On April 29, 2014, the US Supreme Court unanimously made it easier for district courts to award attorneys’ fees in patent cases. In Octane Fitness, LLC v. Icon Health & Fitness, Inc., No. 12-1184 (2014), the court held:
- Attorneys’ fees may be awarded in exceptional cases (35 U.S.C. section 285), not just sanctionable cases.
- Exceptional means “one that stands out from others with respect to the substantive strength of a party’s litigating position (considering both the governing law and the fact of the case) or the unreasonable manner in which the case was litigated.” at 8. Basically, what you’d think exceptional means.
- The burden of proof is lowered from “clear and convincing evidence” to “preponderance of the evidence” (50.1%). at 11.
- On appeal, the district court’s decision will be reviewed using the abuse of discretion test, thereby shifting the power to the district courts. at 8.
Icon and Octane are competitors in the fitness equipment space. Icon alleged that Octane’s Q45 and Q47 elliptical machines violated Icon’s ’710 patent. The District Court ruled that Octane’s machines didn’t violate the ’710 patent. Having won, Octane asked for attorneys’ fees but the District Court refused.
So now, the District Court in Minnesota will apply the new test for exceptional and decide if attorneys’ fees are warranted. Chances are that its decision will be final because the Supreme Court instructed the Federal Circuit to give district court decisions a lot of deference.
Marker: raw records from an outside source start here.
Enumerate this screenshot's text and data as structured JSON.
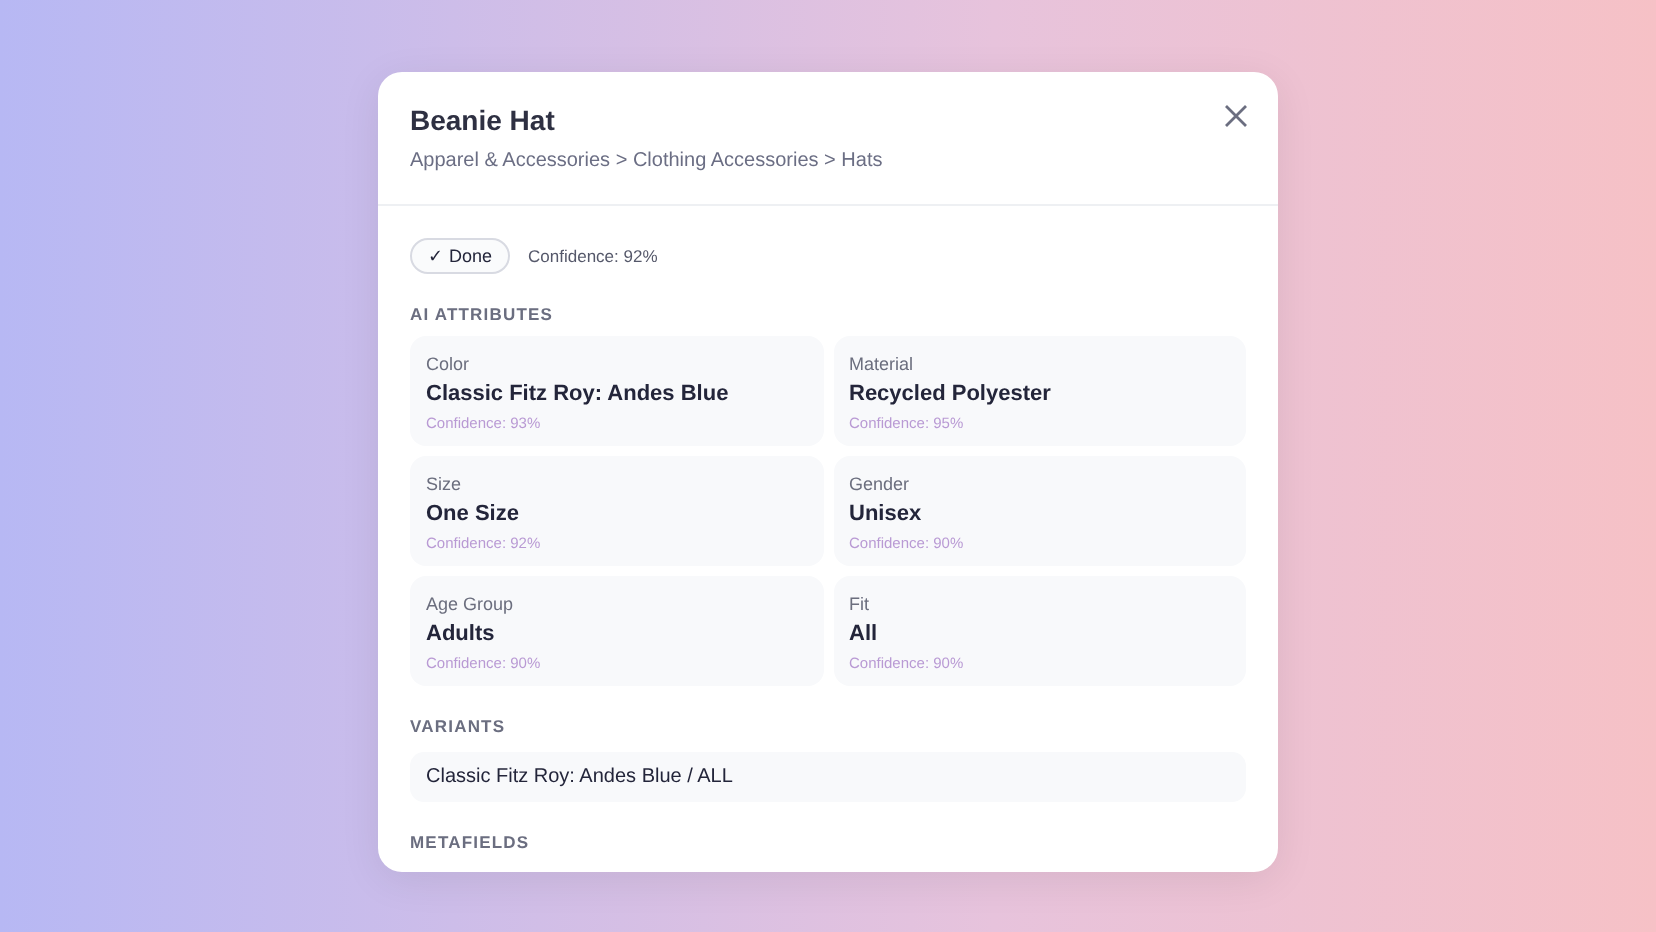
{
  "title": "Beanie Hat",
  "breadcrumb": "Apparel & Accessories > Clothing Accessories > Hats",
  "status": {
    "label": "✓ Done",
    "confidence": "Confidence: 92%"
  },
  "ai_attributes": {
    "heading": "AI ATTRIBUTES",
    "items": [
      {
        "label": "Color",
        "value": "Classic Fitz Roy: Andes Blue",
        "confidence": "Confidence: 93%"
      },
      {
        "label": "Material",
        "value": "Recycled Polyester",
        "confidence": "Confidence: 95%"
      },
      {
        "label": "Size",
        "value": "One Size",
        "confidence": "Confidence: 92%"
      },
      {
        "label": "Gender",
        "value": "Unisex",
        "confidence": "Confidence: 90%"
      },
      {
        "label": "Age Group",
        "value": "Adults",
        "confidence": "Confidence: 90%"
      },
      {
        "label": "Fit",
        "value": "All",
        "confidence": "Confidence: 90%"
      }
    ]
  },
  "variants": {
    "heading": "VARIANTS",
    "items": [
      "Classic Fitz Roy: Andes Blue / ALL"
    ]
  },
  "metafields": {
    "heading": "METAFIELDS"
  }
}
The ruling was a 9-0 rebuke of the Federal Circuit, which hears all patent appeals. Reading the tea leaves, the Supreme Court might be hinting that the Federal Circuit should also give deference to district court claim construction, which is currently reviewed de novo.
The Big Picture & Mediations
It’s too early to say what effect this case will have. Judges rarely award attorneys’ fees when its up to their discretion. Moreover, it’ll take at least a year before we have enough district court fee awards/denials to start drawing patterns.
Until then, I expect that in my patent mediations, the parties will mention how the case is “exceptional” and they should get their attorneys’ fees back from the other side. Until we get a few fee awards from district courts, it’ll be argument without conclusive precedent from each side. But, that’s how most mediations are anyway. Same old, same old.
**2015 Update: It’s been over a year since Octane issued and while many defendants are asking for their legal fees, few are getting them.